O debate sobre a criminalização do aborto foi um dos que geraram mais polêmica no Congresso Nacional no primeiro semestre legislativo. Proposto pelo deputado Sóstenes Cavalcante (PL-RJ), em coautoria com outros parlamentares da bancada evangélica, o Projeto de Lei (PL) 1904/2024 teve a urgência aprovada em poucos segundos, no plenário da Câmara dos Deputados. O texto propõe a proibição da assistolia fetal para interromper gestações com mais de 22 semanas, mesmo nos casos em que a prática é permitida pela legislação, como estupro.

Segundo a Organização Mundial da Saúde (OMS), a assistolia fetal é a maneira mais segura de realizar o aborto em gestações avançadas — casos que geralmente ocorrem em crianças e adolescentes abusadas e que demoram a reconhecer o estado de gravidez. No Brasil, o aborto é permitido nos casos de gravidez fruto de estupro, risco de morte da mãe ou gravidez de feto anencéfalo (sem cérebro). Nas três situações não há restrição de tempo para realizar o procedimento.

No entanto, em abril deste ano, o Conselho Federal de Medicina (CFM) publicou a resolução que proíbe os médicos de realizarem a assistolia fetal em gestações com mais de 22 semanas.
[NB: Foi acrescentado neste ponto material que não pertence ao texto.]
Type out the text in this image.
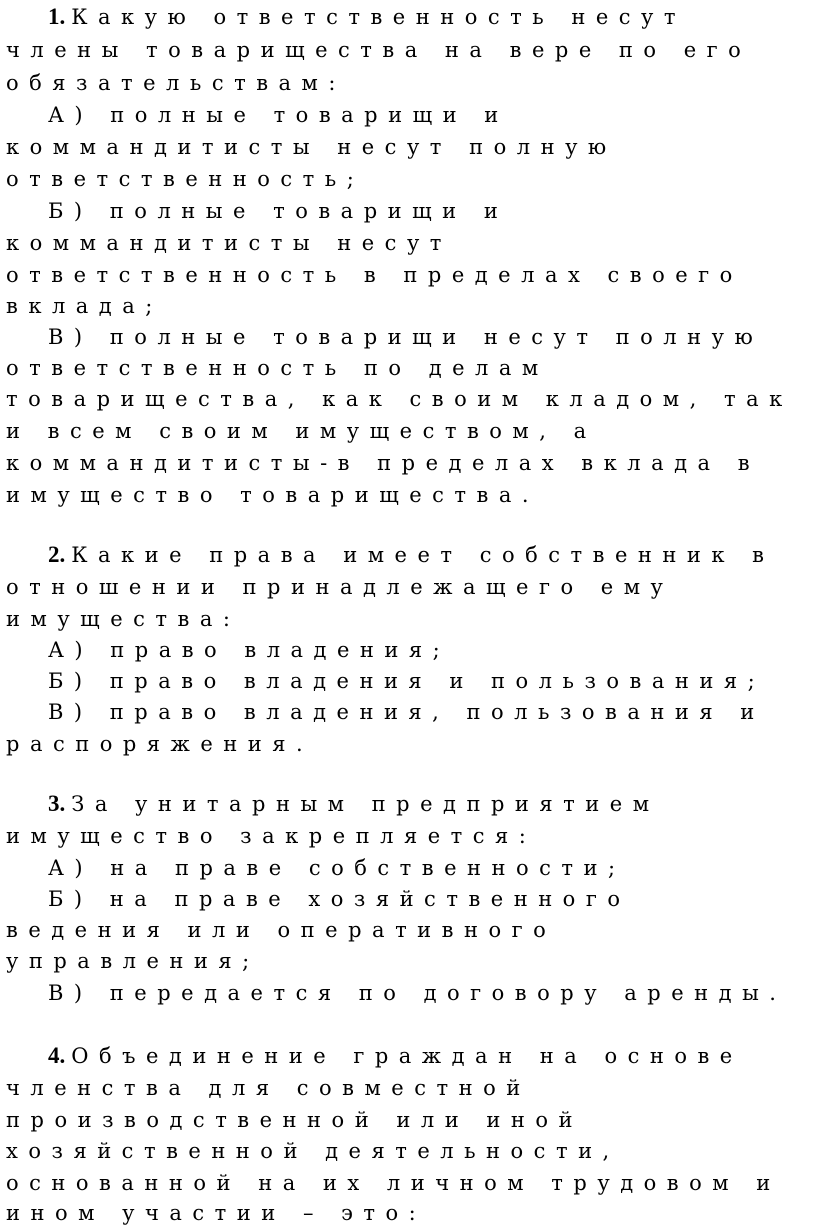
1. Какую ответственность несут
члены товарищества на вере по его
обязательствам:
А) полные товарищи и
коммандитисты несут полную
ответственность;
Б) полные товарищи и
коммандитисты несут
ответственность в пределах своего
вклада;
В) полные товарищи несут полную
ответственность по делам
товарищества, как своим кладом, так
и всем своим имуществом, а
коммандитисты‑в пределах вклада в
имущество товарищества.
2. Какие права имеет собственник в
отношении принадлежащего ему
имущества:
А) право владения;
Б) право владения и пользования;
В) право владения, пользования и
распоряжения.
3. За унитарным предприятием
имущество закрепляется:
А) на праве собственности;
Б) на праве хозяйственного
ведения или оперативного
управления;
В) передается по договору аренды.
4. Объединение граждан на основе
членства для совместной
производственной или иной
хозяйственной деятельности,
основанной на их личном трудовом и
ином участии – это:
A entidade defende que há “possibilidade de sobrevida do feto” com esse tempo de gestação — pesquisas revelam que há entre 2% e 14% de chance de o feto sobreviver fora do útero nessa idade gestacional.

O Ministério Público Federal (MPF) chegou a pedir explicações “técnicas e legais” que subsidiam a resolução. Na sequência, o ministro do Supremo Tribunal Federal (STF), Alexandre de Moraes, decidiu pela proibição da resolução do conselho, considerando-a inconstitucional.  
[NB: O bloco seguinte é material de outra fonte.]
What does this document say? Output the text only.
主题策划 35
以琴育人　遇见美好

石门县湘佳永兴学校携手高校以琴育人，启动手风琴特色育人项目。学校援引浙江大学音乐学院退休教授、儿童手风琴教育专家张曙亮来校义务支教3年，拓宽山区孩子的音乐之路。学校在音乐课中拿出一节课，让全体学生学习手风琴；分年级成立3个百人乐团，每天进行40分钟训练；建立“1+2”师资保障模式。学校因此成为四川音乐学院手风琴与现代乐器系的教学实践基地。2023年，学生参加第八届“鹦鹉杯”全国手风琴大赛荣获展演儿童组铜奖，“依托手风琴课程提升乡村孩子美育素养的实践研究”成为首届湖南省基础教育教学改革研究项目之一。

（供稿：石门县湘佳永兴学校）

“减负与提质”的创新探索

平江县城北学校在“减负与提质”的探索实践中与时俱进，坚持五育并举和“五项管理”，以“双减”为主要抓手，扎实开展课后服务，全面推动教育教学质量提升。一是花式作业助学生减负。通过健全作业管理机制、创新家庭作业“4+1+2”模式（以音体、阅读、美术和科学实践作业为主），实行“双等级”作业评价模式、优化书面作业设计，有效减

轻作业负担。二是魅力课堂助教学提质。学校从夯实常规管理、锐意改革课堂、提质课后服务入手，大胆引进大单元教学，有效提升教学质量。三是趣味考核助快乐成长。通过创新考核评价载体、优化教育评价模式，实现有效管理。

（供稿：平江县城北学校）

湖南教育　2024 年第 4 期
Qualquer mulher e criança que se enquadre em uma das três exceções da legislação brasileira deveria ter direito ao aborto garantido pelo Sistema Único de Saúde (SUS). A única exigência para os profissionais de saúde realizarem o procedimento é a palavra da vítima ou de seu representante legal, em caso de menores de idade.

Todos serviços de saúde deveriam oferecer esse serviço em um ambulatório de violência sexual – porém, segundo uma pesquisa da Universidade Federal de Santa Catarina (UFSC), somente 200 dos 5.568 municípios brasileiros possuem estrutura para realizar o aborto legal. A maioria desses hospitais está concentrada nas regiões Sudeste e Sul.

Realidade

A cada ano no Brasil, 20 mil mulheres engravidam por estupro e 2 mil abortos legais são realizados, segundo o estudo da UFSC, com dados de 2022. O abismo entre o número de casos de mulheres que possuem o direito e as que efetivamente realizam mostra como o acesso é difícil.

O texto que tramita na Câmara prevê que a mulher que tentar realizar o aborto após 22 semanas poderá ser acusada de homicídio, com pena de até 20 anos de prisão. É o dobro da pena máxima prevista para um condenado por estupro. O Correio conversou com a deputada Sâmia Bomfim (Psol-SP), que lançou um abaixo-assinado com quase 200 mil assinaturas pedindo pelo arquivamento do PL, e com a deputada Bia Kicis (PL-DF), que é coautora do projeto, que deve ir à votação no segundo semestre. Leia abaixo trechos das entrevistas.

SÂMIA BOMFIM | Deputada federal (PSol-SP)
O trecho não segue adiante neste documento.